I have been getting nowhere with a problem in my recently created Fabric ETL from an on prem to Fabric Data Warehouse, via a Fabric Data Lake, using Data Factory, and underlying SQL Stored Procedures. I wonder if the issue is something really obvious; a lack of understanding of how delta parquet works, or a bug in Fabric (which I doubt).
The ELT pattern is standard (I think).
- Use table of tables to iterate over using DF fore each loop; for each row
- First copy data from source to Lakehouse delta table using DF Copy Activity with "Overwrite" option
- Then trigger a stored procedure which
- -->first check if destination table exists,
- -->if it does not it uses CTAS to create with a select * from Delta,
- -->if it does exist, it first deletes all matching rows from destination tables joining on key column to delta table
- -->Then inserts into destination using select * from delta.

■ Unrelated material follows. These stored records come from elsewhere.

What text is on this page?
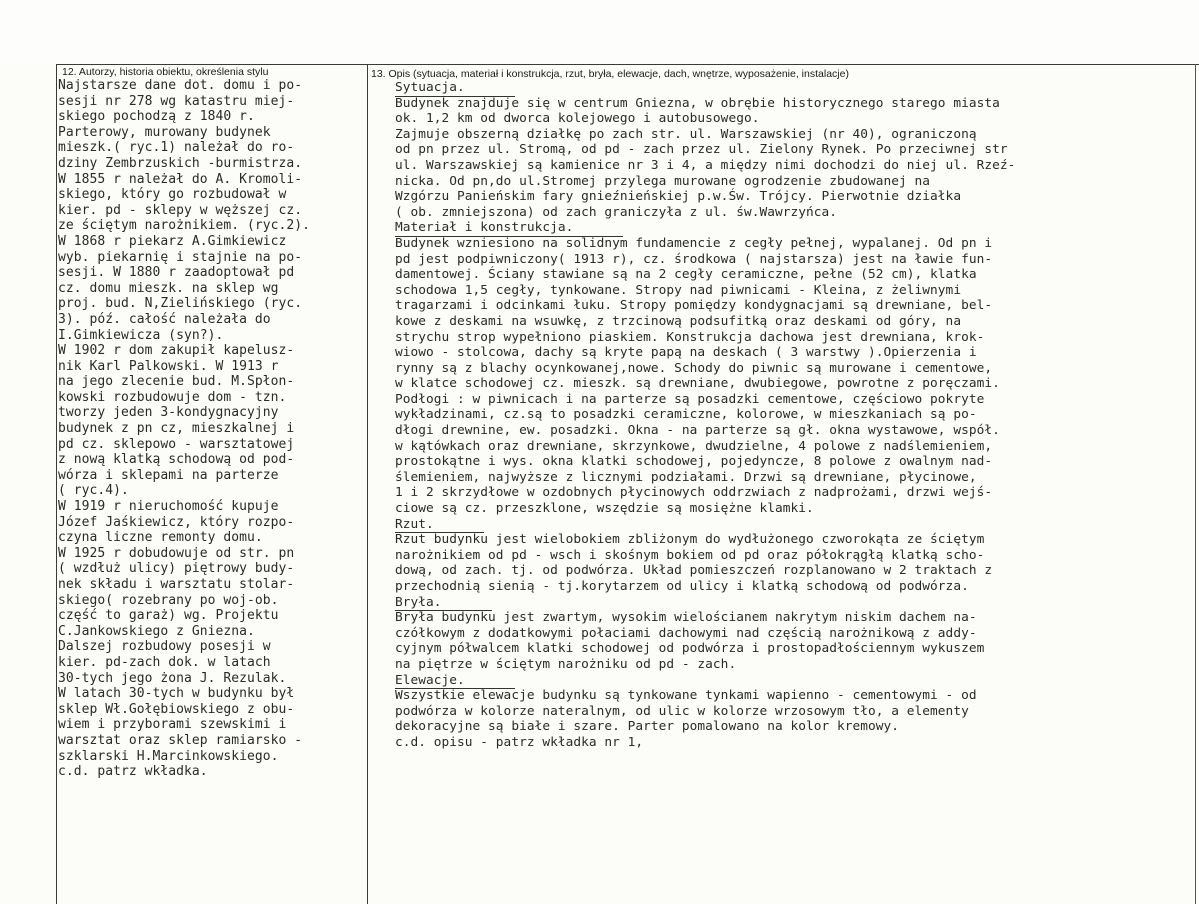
12. Autorzy, historia obiektu, określenia stylu	13. Opis (sytuacja, materiał i konstrukcja, rzut, bryła, elewacje, dach, wnętrze, wyposażenie, instalacje)
Najstarsze dane dot. domu i po-
sesji nr 278 wg katastru miej-
skiego pochodzą z 1840 r.
Parterowy, murowany budynek
mieszk.( ryc.1) należał do ro-
dziny Zembrzuskich -burmistrza.
W 1855 r należał do A. Kromoli-
skiego, który go rozbudował w
kier. pd - sklepy w węższej cz.
ze ściętym narożnikiem. (ryc.2).
W 1868 r piekarz A.Gimkiewicz
wyb. piekarnię i stajnie na po-
sesji. W 1880 r zaadoptował pd
cz. domu mieszk. na sklep wg
proj. bud. N,Zielińskiego (ryc.
3). póź. całość należała do
I.Gimkiewicza (syn?).
W 1902 r dom zakupił kapelusz-
nik Karl Palkowski. W 1913 r
na jego zlecenie bud. M.Spłon-
kowski rozbudowuje dom - tzn.
tworzy jeden 3-kondygnacyjny
budynek z pn cz, mieszkalnej i
pd cz. sklepowo - warsztatowej
z nową klatką schodową od pod-
wórza i sklepami na parterze
( ryc.4).
W 1919 r nieruchomość kupuje
Józef Jaśkiewicz, który rozpo-
czyna liczne remonty domu.
W 1925 r dobudowuje od str. pn
( wzdłuż ulicy) piętrowy budy-
nek składu i warsztatu stolar-
skiego( rozebrany po woj-ob.
część to garaż) wg. Projektu
C.Jankowskiego z Gniezna.
Dalszej rozbudowy posesji w
kier. pd-zach dok. w latach
30-tych jego żona J. Rezulak.
W latach 30-tych w budynku był
sklep Wł.Gołębiowskiego z obu-
wiem i przyborami szewskimi i
warsztat oraz sklep ramiarsko -
szklarski H.Marcinkowskiego.
c.d. patrz wkładka.
Sytuacja.
Budynek znajduje się w centrum Gniezna, w obrębie historycznego starego miasta
ok. 1,2 km od dworca kolejowego i autobusowego.
Zajmuje obszerną działkę po zach str. ul. Warszawskiej (nr 40), ograniczoną
od pn przez ul. Stromą, od pd - zach przez ul. Zielony Rynek. Po przeciwnej str
ul. Warszawskiej są kamienice nr 3 i 4, a między nimi dochodzi do niej ul. Rzeź-
nicka. Od pn,do ul.Stromej przylega murowane ogrodzenie zbudowanej na
Wzgórzu Panieńskim fary gnieźnieńskiej p.w.Św. Trójcy. Pierwotnie działka
( ob. zmniejszona) od zach graniczyła z ul. św.Wawrzyńca.
Materiał i konstrukcja.
Budynek wzniesiono na solidnym fundamencie z cegły pełnej, wypalanej. Od pn i
pd jest podpiwniczony( 1913 r), cz. środkowa ( najstarsza) jest na ławie fun-
damentowej. Ściany stawiane są na 2 cegły ceramiczne, pełne (52 cm), klatka
schodowa 1,5 cegły, tynkowane. Stropy nad piwnicami - Kleina, z żeliwnymi
tragarzami i odcinkami łuku. Stropy pomiędzy kondygnacjami są drewniane, bel-
kowe z deskami na wsuwkę, z trzcinową podsufitką oraz deskami od góry, na
strychu strop wypełniono piaskiem. Konstrukcja dachowa jest drewniana, krok-
wiowo - stolcowa, dachy są kryte papą na deskach ( 3 warstwy ).Opierzenia i
rynny są z blachy ocynkowanej,nowe. Schody do piwnic są murowane i cementowe,
w klatce schodowej cz. mieszk. są drewniane, dwubiegowe, powrotne z poręczami.
Podłogi : w piwnicach i na parterze są posadzki cementowe, częściowo pokryte
wykładzinami, cz.są to posadzki ceramiczne, kolorowe, w mieszkaniach są po-
dłogi drewnine, ew. posadzki. Okna - na parterze są gł. okna wystawowe, współ.
w kątówkach oraz drewniane, skrzynkowe, dwudzielne, 4 polowe z nadślemieniem,
prostokątne i wys. okna klatki schodowej, pojedyncze, 8 polowe z owalnym nad-
ślemieniem, najwyższe z licznymi podziałami. Drzwi są drewniane, płycinowe,
1 i 2 skrzydłowe w ozdobnych płycinowych oddrzwiach z nadprożami, drzwi wejś-
ciowe są cz. przeszklone, wszędzie są mosiężne klamki.
Rzut.
Rzut budynku jest wielobokiem zbliżonym do wydłużonego czworokąta ze ściętym
narożnikiem od pd - wsch i skośnym bokiem od pd oraz półokrągłą klatką scho-
dową, od zach. tj. od podwórza. Układ pomieszczeń rozplanowano w 2 traktach z
przechodnią sienią - tj.korytarzem od ulicy i klatką schodową od podwórza.
Bryła.
Bryła budynku jest zwartym, wysokim wielościanem nakrytym niskim dachem na-
czółkowym z dodatkowymi połaciami dachowymi nad częścią narożnikową z addy-
cyjnym półwalcem klatki schodowej od podwórza i prostopadłościennym wykuszem
na piętrze w ściętym narożniku od pd - zach.
Elewacje.
Wszystkie elewacje budynku są tynkowane tynkami wapienno - cementowymi - od
podwórza w kolorze nateralnym, od ulic w kolorze wrzosowym tło, a elementy
dekoracyjne są białe i szare. Parter pomalowano na kolor kremowy.
c.d. opisu - patrz wkładka nr 1,
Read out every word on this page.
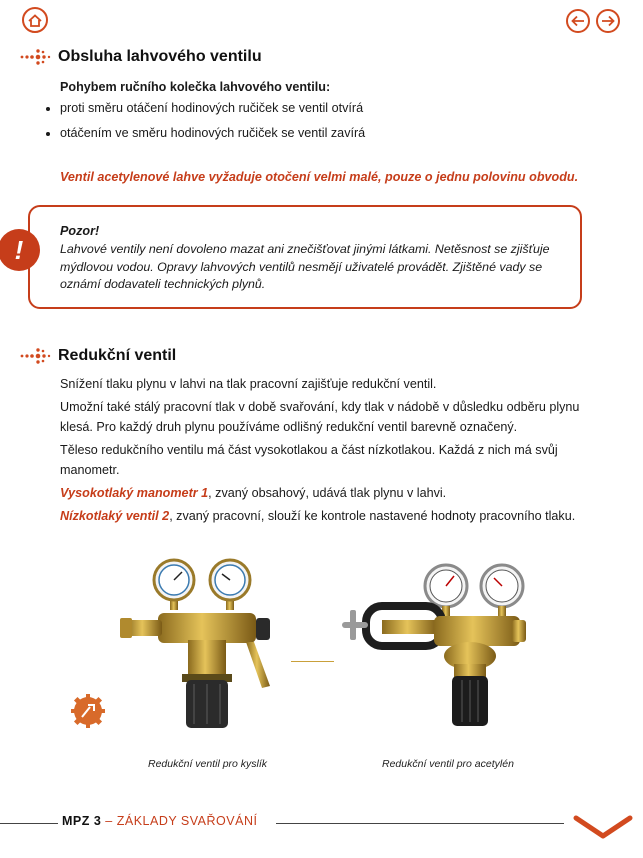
Obsluha lahvového ventilu
Pohybem ručního kolečka lahvového ventilu:
• proti směru otáčení hodinových ručiček se ventil otvírá
• otáčením ve směru hodinových ručiček se ventil zavírá
Ventil acetylenové lahve vyžaduje otočení velmi malé, pouze o jednu polovinu obvodu.
!
Pozor!
Lahvové ventily není dovoleno mazat ani znečišťovat jinými látkami. Netěsnost se zjišťuje mýdlovou vodou. Opravy lahvových ventilů nesmějí uživatelé provádět. Zjištěné vady se oznámí dodavateli technických plynů.
Redukční ventil

Snížení tlaku plynu v lahvi na tlak pracovní zajišťuje redukční ventil.

Umožní také stálý pracovní tlak v době svařování, kdy tlak v nádobě v důsledku odběru plynu klesá. Pro každý druh plynu používáme odlišný redukční ventil barevně označený.

Těleso redukčního ventilu má část vysokotlakou a část nízkotlakou. Každá z nich má svůj manometr.

Vysokotlaký manometr 1, zvaný obsahový, udává tlak plynu v lahvi.

Nízkotlaký ventil 2, zvaný pracovní, slouží ke kontrole nastavené hodnoty pracovního tlaku.

Redukční ventil pro kyslík	Redukční ventil pro acetylén
MPZ 3 – ZÁKLADY SVAŘOVÁNÍ
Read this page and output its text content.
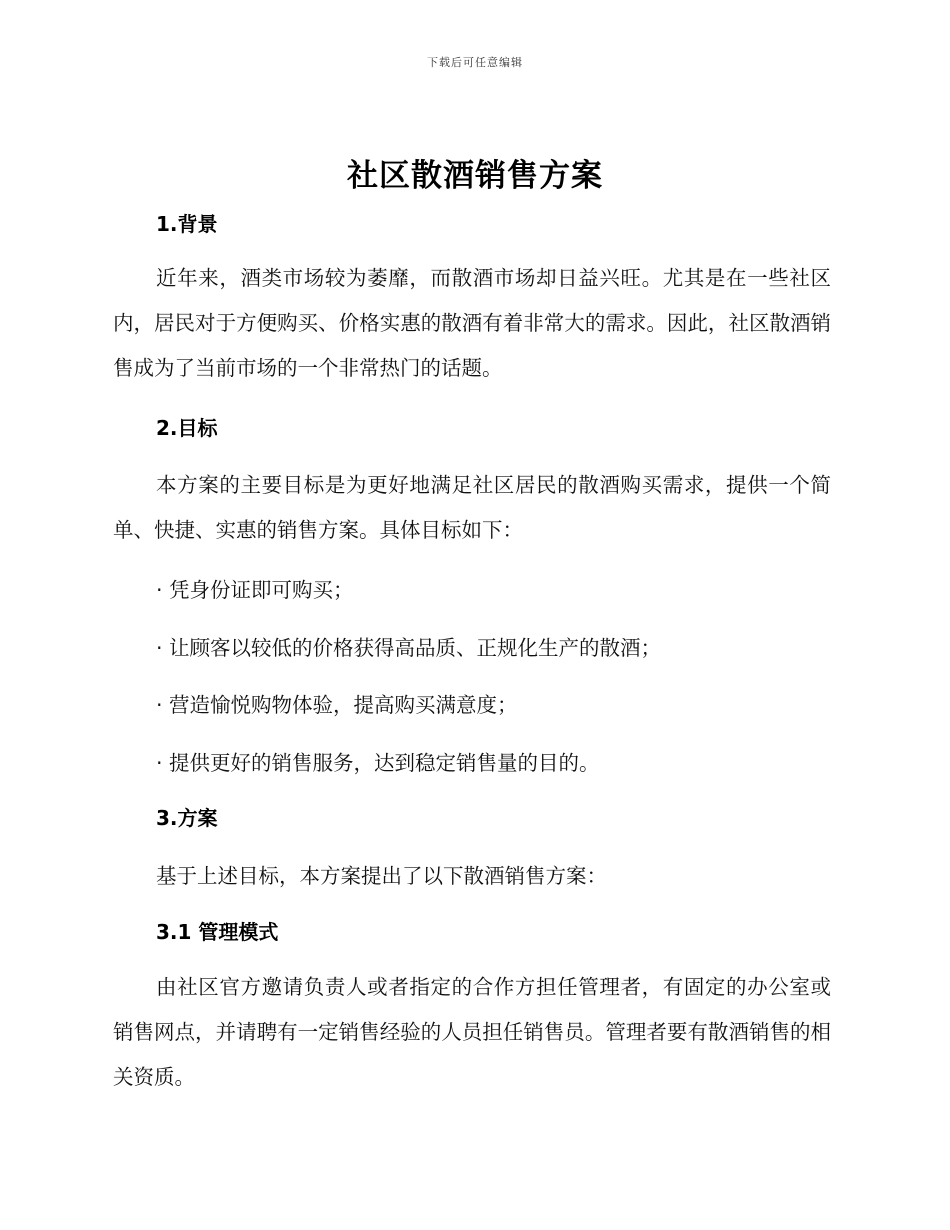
下载后可任意编辑
社区散酒销售方案
1.背景
近年来，酒类市场较为萎靡，而散酒市场却日益兴旺。尤其是在一些社区内，居民对于方便购买、价格实惠的散酒有着非常大的需求。因此，社区散酒销售成为了当前市场的一个非常热门的话题。
2.目标
本方案的主要目标是为更好地满足社区居民的散酒购买需求，提供一个简单、快捷、实惠的销售方案。具体目标如下：
· 凭身份证即可购买；
· 让顾客以较低的价格获得高品质、正规化生产的散酒；
· 营造愉悦购物体验，提高购买满意度；
· 提供更好的销售服务，达到稳定销售量的目的。
3.方案
基于上述目标，本方案提出了以下散酒销售方案：
3.1 管理模式
由社区官方邀请负责人或者指定的合作方担任管理者，有固定的办公室或销售网点，并请聘有一定销售经验的人员担任销售员。管理者要有散酒销售的相关资质。
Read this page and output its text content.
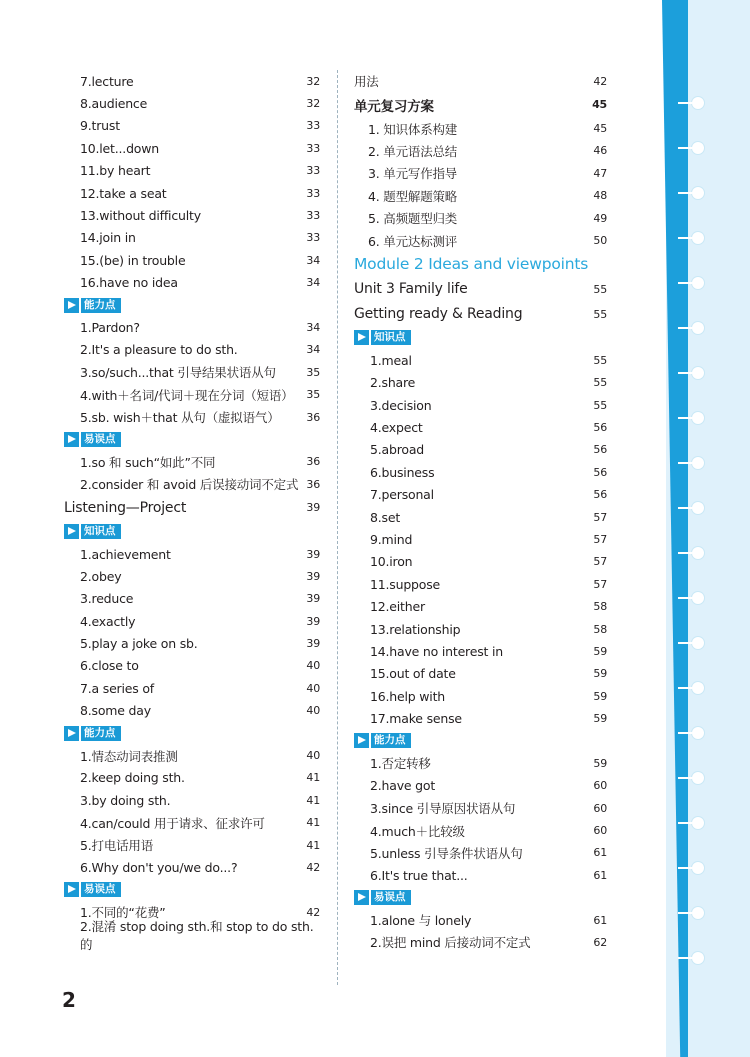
7.lecture	32
8.audience	32
9.trust	33
10.let...down	33
11.by heart	33
12.take a seat	33
13.without difficulty	33
14.join in	33
15.(be) in trouble	34
16.have no idea	34
能力点
1.Pardon?	34
2.It's a pleasure to do sth.	34
3.so/such...that 引导结果状语从句	35
4.with＋名词/代词＋现在分词（短语） 35
5.sb. wish＋that 从句（虚拟语气） 36
易误点
1.so 和 such“如此”不同	36
2.consider 和 avoid 后误接动词不定式 36
Listening—Project	39
知识点
1.achievement	39
2.obey	39
3.reduce	39
4.exactly	39
5.play a joke on sb.	39
6.close to	40
7.a series of	40
8.some day	40
能力点
1.情态动词表推测	40
2.keep doing sth.	41
3.by doing sth.	41
4.can/could 用于请求、征求许可	41
5.打电话用语	41
6.Why don't you/we do...?	42
易误点
1.不同的“花费”	42
2.混淆 stop doing sth.和 stop to do sth.的
用法	42
单元复习方案	45
1. 知识体系构建	45
2. 单元语法总结	46
3. 单元写作指导	47
4. 题型解题策略	48
5. 高频题型归类	49
6. 单元达标测评	50
Module 2 Ideas and viewpoints
Unit 3 Family life	55
Getting ready & Reading	55
知识点
1.meal	55
2.share	55
3.decision	55
4.expect	56
5.abroad	56
6.business	56
7.personal	56
8.set	57
9.mind	57
10.iron	57
11.suppose	57
12.either	58
13.relationship	58
14.have no interest in	59
15.out of date	59
16.help with	59
17.make sense	59
能力点
1.否定转移	59
2.have got	60
3.since 引导原因状语从句	60
4.much＋比较级	60
5.unless 引导条件状语从句	61
6.It's true that...	61
易误点
1.alone 与 lonely	61
2.误把 mind 后接动词不定式	62
2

My problem is this pattern is occasionally causing duplicate rows in my detonation table.
What I have checked/tried
- Is it possible my on-prem source has duplicates - NO
- Is the Copy Activity not truly replacing the delta table, and therefore there are "ghost records"; to ensure this, I introduced a delete table step before the load into the delta
- Is it a latency between the data being deleted from the destination table, and the insert of the updated/new records from the delta - I introduced a "wait" step went up to 30 seconds, but felt if I had to increase this by more it would massively undermine the ETL process so still not sure.
- Split the SP into 2 SPs, the first would delete the rows from destination table (matching to delta); the second would insert the new/updated rows.
- Finally I convinced myself there must be an issue with the DF Stored Procedure activity; so executed the SP code via a Lookup activity.
Nothing has worked.
I think I am missing something really obvious.
Can anyone help; even point me to a resource that takes me through the step-by-step of setting up a similar ETL?
Any help/advice appreciated.